(This entry is special because Emily bravely wrote this 3 weeks before the birth of her new baby boy Joshua Mark Brown. We welcome him to the world!)
In deciding what to write I guess ‘birth’ is the upper most
thing in my mind (seeing as I am due to give birth in 3 weeks – or will have
given birth by the time you read this!!).
I am so acutely aware that when we look at people around us
we see the ‘perfect’ side of their life - we see the ‘happy family’. Sometimes this is the true picture, but
we often don’t see the pain that people have or have gone through.
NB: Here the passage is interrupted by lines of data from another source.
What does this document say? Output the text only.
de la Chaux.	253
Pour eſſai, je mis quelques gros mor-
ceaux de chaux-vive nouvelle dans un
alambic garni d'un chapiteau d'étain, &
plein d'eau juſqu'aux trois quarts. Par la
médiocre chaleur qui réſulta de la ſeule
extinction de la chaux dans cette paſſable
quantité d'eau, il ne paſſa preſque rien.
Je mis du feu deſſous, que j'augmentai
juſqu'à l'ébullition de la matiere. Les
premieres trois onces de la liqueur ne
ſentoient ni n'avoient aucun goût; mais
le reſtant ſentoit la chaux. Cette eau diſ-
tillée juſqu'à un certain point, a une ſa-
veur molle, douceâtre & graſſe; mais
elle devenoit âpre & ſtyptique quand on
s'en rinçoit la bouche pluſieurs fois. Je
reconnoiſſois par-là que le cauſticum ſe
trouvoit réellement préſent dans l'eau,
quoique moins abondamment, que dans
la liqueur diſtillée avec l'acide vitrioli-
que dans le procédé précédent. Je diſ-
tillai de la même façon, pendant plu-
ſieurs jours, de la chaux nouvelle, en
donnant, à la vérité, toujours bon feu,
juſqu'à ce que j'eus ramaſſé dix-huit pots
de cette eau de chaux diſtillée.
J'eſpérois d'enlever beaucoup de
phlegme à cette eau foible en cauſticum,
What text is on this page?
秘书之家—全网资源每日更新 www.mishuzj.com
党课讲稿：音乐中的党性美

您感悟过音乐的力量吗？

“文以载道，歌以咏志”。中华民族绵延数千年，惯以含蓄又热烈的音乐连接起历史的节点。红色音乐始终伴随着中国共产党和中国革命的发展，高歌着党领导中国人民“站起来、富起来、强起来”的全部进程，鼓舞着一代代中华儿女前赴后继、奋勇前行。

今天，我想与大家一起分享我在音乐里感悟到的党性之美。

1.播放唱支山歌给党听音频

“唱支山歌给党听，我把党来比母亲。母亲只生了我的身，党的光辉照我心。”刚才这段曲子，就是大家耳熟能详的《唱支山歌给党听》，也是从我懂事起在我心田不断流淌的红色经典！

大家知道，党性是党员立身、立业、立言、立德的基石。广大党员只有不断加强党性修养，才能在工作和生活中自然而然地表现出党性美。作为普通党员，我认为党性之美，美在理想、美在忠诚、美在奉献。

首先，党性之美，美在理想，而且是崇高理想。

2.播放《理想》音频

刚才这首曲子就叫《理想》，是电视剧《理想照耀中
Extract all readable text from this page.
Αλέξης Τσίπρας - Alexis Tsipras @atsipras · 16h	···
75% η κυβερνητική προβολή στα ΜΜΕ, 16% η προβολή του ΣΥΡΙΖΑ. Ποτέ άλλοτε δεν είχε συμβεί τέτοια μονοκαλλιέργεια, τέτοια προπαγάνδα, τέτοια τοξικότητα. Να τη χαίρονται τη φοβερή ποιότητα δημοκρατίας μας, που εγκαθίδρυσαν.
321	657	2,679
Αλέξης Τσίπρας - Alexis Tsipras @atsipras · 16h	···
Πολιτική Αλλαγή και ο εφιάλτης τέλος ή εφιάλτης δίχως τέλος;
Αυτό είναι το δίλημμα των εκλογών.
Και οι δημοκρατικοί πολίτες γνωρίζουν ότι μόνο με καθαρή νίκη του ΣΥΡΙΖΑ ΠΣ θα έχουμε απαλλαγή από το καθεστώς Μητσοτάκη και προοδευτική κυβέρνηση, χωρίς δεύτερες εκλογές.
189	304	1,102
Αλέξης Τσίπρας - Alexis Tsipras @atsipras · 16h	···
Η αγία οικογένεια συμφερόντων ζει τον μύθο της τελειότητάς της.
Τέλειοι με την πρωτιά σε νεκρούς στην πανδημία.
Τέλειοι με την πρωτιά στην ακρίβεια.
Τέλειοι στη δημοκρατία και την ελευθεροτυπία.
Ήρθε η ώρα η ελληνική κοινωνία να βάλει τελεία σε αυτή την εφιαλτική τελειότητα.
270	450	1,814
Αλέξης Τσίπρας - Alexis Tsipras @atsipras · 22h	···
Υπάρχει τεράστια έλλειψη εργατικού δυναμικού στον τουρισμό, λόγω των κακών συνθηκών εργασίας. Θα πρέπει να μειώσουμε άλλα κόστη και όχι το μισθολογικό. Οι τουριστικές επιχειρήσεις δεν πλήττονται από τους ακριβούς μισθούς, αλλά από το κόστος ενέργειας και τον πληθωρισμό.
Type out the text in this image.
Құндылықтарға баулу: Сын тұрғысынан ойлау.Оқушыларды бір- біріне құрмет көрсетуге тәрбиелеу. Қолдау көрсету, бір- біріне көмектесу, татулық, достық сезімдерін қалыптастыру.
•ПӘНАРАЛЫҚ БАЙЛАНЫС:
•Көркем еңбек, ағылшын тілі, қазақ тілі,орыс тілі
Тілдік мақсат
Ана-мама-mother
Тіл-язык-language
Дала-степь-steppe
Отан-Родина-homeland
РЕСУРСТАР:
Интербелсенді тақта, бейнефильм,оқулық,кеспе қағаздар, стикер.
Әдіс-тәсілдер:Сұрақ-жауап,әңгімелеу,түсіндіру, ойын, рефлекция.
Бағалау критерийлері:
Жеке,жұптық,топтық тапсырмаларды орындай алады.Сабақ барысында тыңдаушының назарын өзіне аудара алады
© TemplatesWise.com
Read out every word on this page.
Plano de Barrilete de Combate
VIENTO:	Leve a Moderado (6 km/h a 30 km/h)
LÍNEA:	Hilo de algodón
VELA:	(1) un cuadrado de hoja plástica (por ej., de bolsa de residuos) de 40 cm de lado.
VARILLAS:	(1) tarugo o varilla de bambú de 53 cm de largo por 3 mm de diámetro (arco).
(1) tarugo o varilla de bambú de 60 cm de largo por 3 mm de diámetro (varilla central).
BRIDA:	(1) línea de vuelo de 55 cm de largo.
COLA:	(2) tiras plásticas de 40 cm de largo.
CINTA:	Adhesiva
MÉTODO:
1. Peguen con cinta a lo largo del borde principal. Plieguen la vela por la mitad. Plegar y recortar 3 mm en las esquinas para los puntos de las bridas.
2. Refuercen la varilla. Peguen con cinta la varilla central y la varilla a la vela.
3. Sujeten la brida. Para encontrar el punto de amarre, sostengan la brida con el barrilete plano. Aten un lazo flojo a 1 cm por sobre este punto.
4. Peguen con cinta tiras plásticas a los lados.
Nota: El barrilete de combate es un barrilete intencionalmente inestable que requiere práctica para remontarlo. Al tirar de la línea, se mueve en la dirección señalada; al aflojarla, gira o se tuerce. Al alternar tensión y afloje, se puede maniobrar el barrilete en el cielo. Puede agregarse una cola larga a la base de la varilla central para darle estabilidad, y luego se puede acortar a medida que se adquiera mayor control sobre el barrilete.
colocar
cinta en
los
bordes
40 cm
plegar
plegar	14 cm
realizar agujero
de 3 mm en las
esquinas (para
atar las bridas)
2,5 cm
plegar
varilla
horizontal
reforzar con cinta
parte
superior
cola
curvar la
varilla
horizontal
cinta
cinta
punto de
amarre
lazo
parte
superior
Many people won’t be aware of the traumatic birth I had with my son, Joel. It was one of the scariest
times of my life – but the worst part was feeling like God had left me. The God I had known, who had always
been so good to me, always been so gracious had suddenly let me go through
something very traumatic. I know
for many of us we were brought up not to think like this – but I absolutely
screamed out to God ‘Why, why me?!’ ‘How could you let this happen?!’. I have always loved God with everything
and walked so closely with him in my life – and for that to suddenly feel like
it was gone was the worst. I felt
everything I had based my life on was suddenly a lie……
Through screaming out to a God whose character I no longer
knew or trusted was where my healing came. I believe in complete honesty before God, as He knows what
we are thinking/feeling anyway, and although I knew how I felt would have
offended many Christians, I knew God would be able to handle my doubts.
It was somehow in this time that something very personal happened for me. I saw a picture in my mind. It was of Jesus in the room with me
after Joel’s birth as I was having complications. In this picture in my mind, Jesus was there and he said to the enemy ‘Stop – that is
enough – no more’. The gift of this
picture was that I saw Jesus was for me; Jesus was the one who healed me; Jesus was
completely sovereign over the whole thing.
Yes, I know that the situation was still allowed to happen –
but now I thank God for this because my understanding of who he is and his
character has been completely altered and is more correct! I now fear less and am less anxious
because I know that whatever trauma may come my way, no matter how painful, I
WILL get through it because God is on my side.
Traumatic things can happen to each of us – if we call out to God in honesty, He will show us who he truly is. Don’t be afraid to tell God if you
blame Him – but never stop talking to Him - let Him reveal to you His love for you and how he is not to blame. Hold onto the God you see in these
blogs, even though you may not even be sure this God exists, He will show you
that He truly does exist and is FOR you!